Albumins are responsible for maintaining the osmotic pressure of the blood by preventing the loss of water from the bloodstream. They do this by attracting water molecules through their polar and charged amino acid residues.

Albumins purified from a variety of methods including the true Cohn fractionation method, heat shock, chromatography, and modified ethanol fractionation methods. Additional purification steps may include charcoal filtration and crystallization.

Albumin is relatively simple to isolate and purify. One of the first methods of isolation involved extensive dialysis of serum against water and removed most globulins. A second procedure took advantage of the good solubility of albumin at low to moderate ammonium sulfate concentrations, and effected precipitation by lowering the pH. Electrophoretic isolation was also employed, as was affinity chromatography. However, none of these methods were applicable to large scale production.

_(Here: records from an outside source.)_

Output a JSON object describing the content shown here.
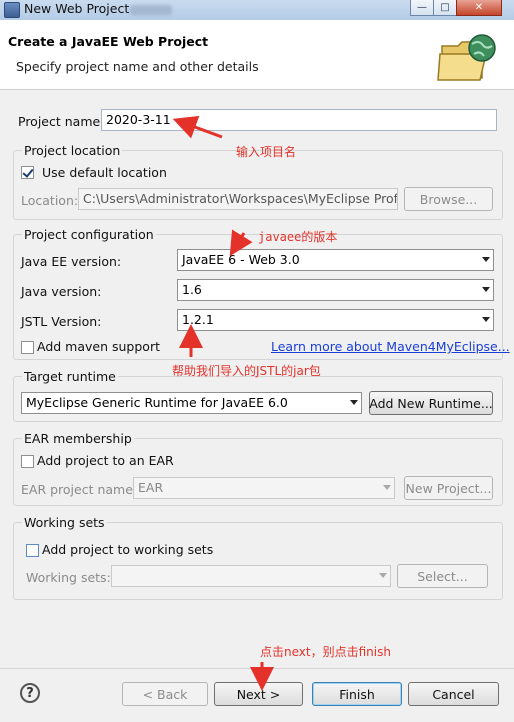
{
  "window": {
    "title": "New Web Project"
  },
  "banner": {
    "title": "Create a JavaEE Web Project",
    "subtitle": "Specify project name and other details"
  },
  "project_name": {
    "label": "Project name:",
    "value": "2020-3-11"
  },
  "location": {
    "group_label": "Project location",
    "use_default_label": "Use default location",
    "use_default_checked": true,
    "location_label": "Location:",
    "location_value": "C:\\Users\\Administrator\\Workspaces\\MyEclipse Profes",
    "browse_label": "Browse..."
  },
  "configuration": {
    "group_label": "Project configuration",
    "javaee_label": "Java EE version:",
    "javaee_value": "JavaEE 6 - Web 3.0",
    "java_label": "Java version:",
    "java_value": "1.6",
    "jstl_label": "JSTL Version:",
    "jstl_value": "1.2.1",
    "maven_label": "Add maven support",
    "maven_link": "Learn more about Maven4MyEclipse..."
  },
  "runtime": {
    "group_label": "Target runtime",
    "value": "MyEclipse Generic Runtime for JavaEE 6.0",
    "add_button": "Add New Runtime..."
  },
  "ear": {
    "group_label": "EAR membership",
    "add_label": "Add project to an EAR",
    "name_label": "EAR project name:",
    "name_value": "EAR",
    "new_button": "New Project..."
  },
  "working_sets": {
    "group_label": "Working sets",
    "add_label": "Add project to working sets",
    "sets_label": "Working sets:",
    "select_button": "Select..."
  },
  "footer": {
    "help": "?",
    "back": "< Back",
    "next": "Next >",
    "finish": "Finish",
    "cancel": "Cancel"
  },
  "annotations": {
    "name_note": "输入项目名",
    "version_note": "javaee的版本",
    "jstl_note": "帮助我们导入的JSTL的jar包",
    "next_note": "点击next，别点击finish"
  },
  "colors": {
    "annotation": "#e4322b",
    "link": "#1a3fd6"
  }
}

Initial isolation is accomplished by heat treatment or by alcohol precipitation. Most commercial preparations are now prepared by alcohol precipitation, a method developed by E. J. Cohn and his associates in the 1940's ("Fraction V" yields albumin with a purity of about 96%), or by Heat Treatment. The additional removal of impurities can be accomplished by crystallization, preparative electrophoresis, ion exchange chromatography, affinity chromatography (e.g., ConA-agarose removes glycoproteins), heat treatment (removes globulins), low pH treatment, charcoal treatment, organic solvent precipitation (i.e., isooctane), and low temperature treatment. Charcoal treatment and organic solvent precipitation remove fatty acids.

Yes, albumins can be denatured by changes in pH, temperature, and ionic strength. Denaturation can cause the protein to lose its functional properties.

Albumins are readily soluble in water and can only be precipitated by high concentrations of neutral salts such as ammonium sulfate. The solution stability of BSA is very good (especially if the solutions are stored as frozen aliquots). In fact, albumins are frequently used as stabilizers for other solubilized proteins (e.g., labile enzymes). However, albumin is readily coagulated by heat. When heated to 50 °C or above, albumin quite rapidly forms hydrophobic aggregates which do not revert to monomers upon cooling. At somewhat lower temperatures aggregation is also expected to occur, but at relatively slower rates.

Albumins can bind to a variety of molecules, including fatty acids, hormones, and drugs. They do this through hydrophobic and electrostatic interactions.